One of the first steps farmers should take before grazing forage crops is to measure how much of the crop is available. This can be achieved by taking a quadrant cut from the paddock and weighing the resulting sample.

From the results, farmers will be able to judge the daily forage crop allowance, whilst also allowing them to budget how many days grazing the crop will provide.

Items needed:

  • Quadrant (0.5m x 0.5m);
  • Shears;
  • Weighing scales;
  • Plastic bag.

Using the quadrat, a number of representative samples should be taken to get an accurate estimation of yield.

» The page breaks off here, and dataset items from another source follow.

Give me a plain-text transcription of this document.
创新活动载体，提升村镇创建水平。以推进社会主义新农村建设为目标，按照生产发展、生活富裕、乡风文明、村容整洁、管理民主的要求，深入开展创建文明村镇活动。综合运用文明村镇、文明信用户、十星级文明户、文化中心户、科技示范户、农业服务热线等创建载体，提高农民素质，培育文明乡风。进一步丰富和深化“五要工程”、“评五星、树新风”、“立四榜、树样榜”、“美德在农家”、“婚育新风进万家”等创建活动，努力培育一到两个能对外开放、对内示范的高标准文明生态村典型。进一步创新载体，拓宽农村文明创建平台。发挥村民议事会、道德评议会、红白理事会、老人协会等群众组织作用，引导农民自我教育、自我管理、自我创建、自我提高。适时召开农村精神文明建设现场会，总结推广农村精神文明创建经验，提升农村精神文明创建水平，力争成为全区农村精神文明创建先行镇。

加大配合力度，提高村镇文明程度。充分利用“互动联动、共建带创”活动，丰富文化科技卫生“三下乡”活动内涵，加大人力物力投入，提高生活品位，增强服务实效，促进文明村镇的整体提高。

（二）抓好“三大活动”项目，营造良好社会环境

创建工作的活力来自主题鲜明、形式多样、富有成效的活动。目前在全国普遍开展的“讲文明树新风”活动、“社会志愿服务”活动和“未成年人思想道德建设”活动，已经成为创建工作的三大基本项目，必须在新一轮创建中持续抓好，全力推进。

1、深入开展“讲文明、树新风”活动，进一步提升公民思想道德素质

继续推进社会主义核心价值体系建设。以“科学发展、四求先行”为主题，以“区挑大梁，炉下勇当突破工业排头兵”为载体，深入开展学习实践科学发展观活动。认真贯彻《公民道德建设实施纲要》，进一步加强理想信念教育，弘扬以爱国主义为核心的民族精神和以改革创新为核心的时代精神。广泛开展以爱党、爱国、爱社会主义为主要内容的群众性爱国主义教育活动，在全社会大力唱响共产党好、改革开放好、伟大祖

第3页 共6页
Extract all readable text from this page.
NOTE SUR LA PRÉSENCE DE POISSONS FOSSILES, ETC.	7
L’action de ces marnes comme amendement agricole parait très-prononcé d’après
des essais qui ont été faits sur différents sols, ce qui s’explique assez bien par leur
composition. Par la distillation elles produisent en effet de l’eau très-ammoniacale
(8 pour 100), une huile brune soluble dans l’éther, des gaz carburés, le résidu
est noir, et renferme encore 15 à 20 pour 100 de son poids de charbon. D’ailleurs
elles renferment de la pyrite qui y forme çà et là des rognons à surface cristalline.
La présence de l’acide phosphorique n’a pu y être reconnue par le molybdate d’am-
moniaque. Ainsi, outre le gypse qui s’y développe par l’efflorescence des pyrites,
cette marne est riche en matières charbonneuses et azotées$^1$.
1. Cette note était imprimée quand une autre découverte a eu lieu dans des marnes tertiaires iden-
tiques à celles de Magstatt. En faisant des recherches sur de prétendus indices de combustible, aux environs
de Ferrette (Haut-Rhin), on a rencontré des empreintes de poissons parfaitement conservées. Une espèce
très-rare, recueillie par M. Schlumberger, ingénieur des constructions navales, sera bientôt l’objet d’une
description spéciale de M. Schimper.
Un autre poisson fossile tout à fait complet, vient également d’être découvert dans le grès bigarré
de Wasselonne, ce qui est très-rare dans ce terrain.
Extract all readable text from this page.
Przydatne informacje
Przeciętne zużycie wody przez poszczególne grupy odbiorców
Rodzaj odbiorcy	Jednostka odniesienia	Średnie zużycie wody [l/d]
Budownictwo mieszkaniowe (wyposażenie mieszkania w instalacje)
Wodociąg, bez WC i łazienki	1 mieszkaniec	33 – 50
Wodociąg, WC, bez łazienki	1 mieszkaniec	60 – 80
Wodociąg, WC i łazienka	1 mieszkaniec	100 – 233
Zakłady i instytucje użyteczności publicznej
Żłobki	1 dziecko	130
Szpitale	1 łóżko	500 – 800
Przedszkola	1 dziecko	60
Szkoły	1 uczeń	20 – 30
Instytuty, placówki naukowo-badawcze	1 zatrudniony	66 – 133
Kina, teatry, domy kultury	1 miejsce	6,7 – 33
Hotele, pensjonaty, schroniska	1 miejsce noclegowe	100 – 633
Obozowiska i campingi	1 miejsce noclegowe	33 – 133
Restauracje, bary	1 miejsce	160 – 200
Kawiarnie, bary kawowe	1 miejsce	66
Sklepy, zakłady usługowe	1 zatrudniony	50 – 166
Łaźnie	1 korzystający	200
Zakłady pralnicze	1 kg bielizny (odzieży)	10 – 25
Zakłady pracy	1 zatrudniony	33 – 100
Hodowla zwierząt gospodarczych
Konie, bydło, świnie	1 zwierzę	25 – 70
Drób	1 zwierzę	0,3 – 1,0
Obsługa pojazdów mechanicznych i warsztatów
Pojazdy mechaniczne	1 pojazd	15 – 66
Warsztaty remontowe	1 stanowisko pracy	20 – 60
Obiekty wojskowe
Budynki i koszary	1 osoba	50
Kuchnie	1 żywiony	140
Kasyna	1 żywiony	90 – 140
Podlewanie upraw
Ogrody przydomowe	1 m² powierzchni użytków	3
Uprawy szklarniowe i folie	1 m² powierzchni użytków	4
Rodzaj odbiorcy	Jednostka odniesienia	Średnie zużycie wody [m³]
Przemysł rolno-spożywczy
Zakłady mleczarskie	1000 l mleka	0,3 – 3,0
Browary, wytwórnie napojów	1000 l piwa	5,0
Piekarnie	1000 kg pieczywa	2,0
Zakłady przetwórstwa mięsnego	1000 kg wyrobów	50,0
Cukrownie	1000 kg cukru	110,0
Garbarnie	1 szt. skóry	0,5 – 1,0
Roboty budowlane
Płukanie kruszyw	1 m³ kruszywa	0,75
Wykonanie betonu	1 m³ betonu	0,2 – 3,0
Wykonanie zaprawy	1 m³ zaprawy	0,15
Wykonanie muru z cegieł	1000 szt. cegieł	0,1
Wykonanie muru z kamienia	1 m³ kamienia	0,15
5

All material within the quadrat should be cut with the shears to a residual height of 10cm; all harvested material should be placed in the plastic bag and weighed on a scales – making sure the weight of the bag is subtracted.

To calculate DM yield/ha, multiply the fresh weight per m² by 40,000 and then multiply by the expected DM percentage; the forage rape/kale hybrid has a DM value of approximately 12%.

Example:
  • Total DM yield (kg/ha) = Fresh weight (kg) x 40,000 x DM%;
  • Total DM yield (kg/ha) = 1kg x 40,000 x 0.12 = 4,800kg DM/ha.

Generally speaking, out-wintered animals have a daily DM intake requirement of 3% of liveweight.

For example, a 270kg animal will require 8.1kg of DM/day. But, only 70% of this can be made up of the hybrid brassica leaving the crop requirement at 5.6kg of DM/day; the outstanding 2.5kg of DM being made up of silage, hay or straw.